Страница 3 из 14
Где-то в этих деревьях спрятан темный прямоугольник. Дом.
«Доплывешь – не забудь привязать лодку», – всплыл в голове голос Лодочника. Улыбчивый пузач, шагающий вперевалку по пристани. Жирная волосатая спина и странная привычка одеваться не по погоде. Как он может ходить раздетым в ноябре?
«Может, и мне завести коз?» – внезапно подумал Реймер. В последнее время он редко вспоминал о еде, так как вместо голода к нему обычно приходила тошнота. Гурманом великий математик никогда не был, а во время Болезни еда больше мешала, чем способствовала выздоровлению. Поэтому вафли в рюкзаке второй день лежали нетронутыми. «Хотя нет, плохая идея. Добывать козий сыр – это ж столько труда… а самих коз надо чем-то кормить… они-то хотят есть каждый день». Тошнота достигла опасного уровня. Реймер упорно думал о козах: «А вафлями они случайно не питаются?»
Во время каждого приступа головной боли он переставал грести. Череп будто сдавливали железным шлемом. Чем дальше, тем сильнее. Раздавить хотят. Расплющить. Реймер закрывал глаза и сам себя убаюкивал. «Побушует и пройдет. Побушует и пройдет. Побушует и пройдет…»

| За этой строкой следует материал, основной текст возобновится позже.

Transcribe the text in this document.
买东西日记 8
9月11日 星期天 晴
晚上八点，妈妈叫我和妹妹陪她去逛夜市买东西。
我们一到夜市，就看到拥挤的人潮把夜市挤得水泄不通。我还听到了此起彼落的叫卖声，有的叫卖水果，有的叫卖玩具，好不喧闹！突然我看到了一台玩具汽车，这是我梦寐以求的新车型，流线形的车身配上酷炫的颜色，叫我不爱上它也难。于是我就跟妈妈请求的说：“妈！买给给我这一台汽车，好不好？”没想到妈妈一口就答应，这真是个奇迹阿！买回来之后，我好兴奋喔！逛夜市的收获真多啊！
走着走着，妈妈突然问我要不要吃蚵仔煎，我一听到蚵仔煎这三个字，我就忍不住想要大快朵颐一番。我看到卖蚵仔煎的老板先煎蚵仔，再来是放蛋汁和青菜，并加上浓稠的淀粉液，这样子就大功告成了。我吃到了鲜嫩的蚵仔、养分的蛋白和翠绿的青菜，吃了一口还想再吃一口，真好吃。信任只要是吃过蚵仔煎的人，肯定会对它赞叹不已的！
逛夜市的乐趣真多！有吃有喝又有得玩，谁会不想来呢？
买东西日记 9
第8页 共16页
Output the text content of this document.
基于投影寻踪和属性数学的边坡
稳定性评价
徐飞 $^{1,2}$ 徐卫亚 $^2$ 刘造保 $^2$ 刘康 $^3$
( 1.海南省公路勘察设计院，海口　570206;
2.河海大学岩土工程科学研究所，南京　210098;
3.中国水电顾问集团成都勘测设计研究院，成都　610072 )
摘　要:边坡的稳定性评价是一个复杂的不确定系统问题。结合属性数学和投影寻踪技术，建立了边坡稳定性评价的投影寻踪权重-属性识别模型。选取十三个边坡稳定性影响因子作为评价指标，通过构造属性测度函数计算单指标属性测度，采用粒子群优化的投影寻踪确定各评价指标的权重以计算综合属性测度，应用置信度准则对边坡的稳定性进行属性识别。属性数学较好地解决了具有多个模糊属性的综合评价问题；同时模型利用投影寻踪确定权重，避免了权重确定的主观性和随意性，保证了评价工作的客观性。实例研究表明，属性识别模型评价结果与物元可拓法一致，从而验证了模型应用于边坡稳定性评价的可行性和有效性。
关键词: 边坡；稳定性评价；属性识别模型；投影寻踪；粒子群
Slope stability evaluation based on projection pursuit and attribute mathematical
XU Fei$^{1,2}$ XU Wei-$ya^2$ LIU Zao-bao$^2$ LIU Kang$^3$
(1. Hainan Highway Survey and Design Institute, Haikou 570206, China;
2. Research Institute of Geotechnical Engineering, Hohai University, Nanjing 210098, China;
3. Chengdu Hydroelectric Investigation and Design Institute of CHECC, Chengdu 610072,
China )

Он придумывал разные мантры. В первый раз, пятнадцать лет назад, когда Болезнь застала его врасплох, он ничего не знал. Он не знал, что делать. Как к ней относиться? Как относиться к себе в свете взаимоотношений «человек – болезнь»? Кто он в них? Жертва? Воин? Пофигист, которому нужно максимально отстраниться и попробовать быть «выше этого»? Как вообще правильно общаться с Болезнью? Какая стратегия работает?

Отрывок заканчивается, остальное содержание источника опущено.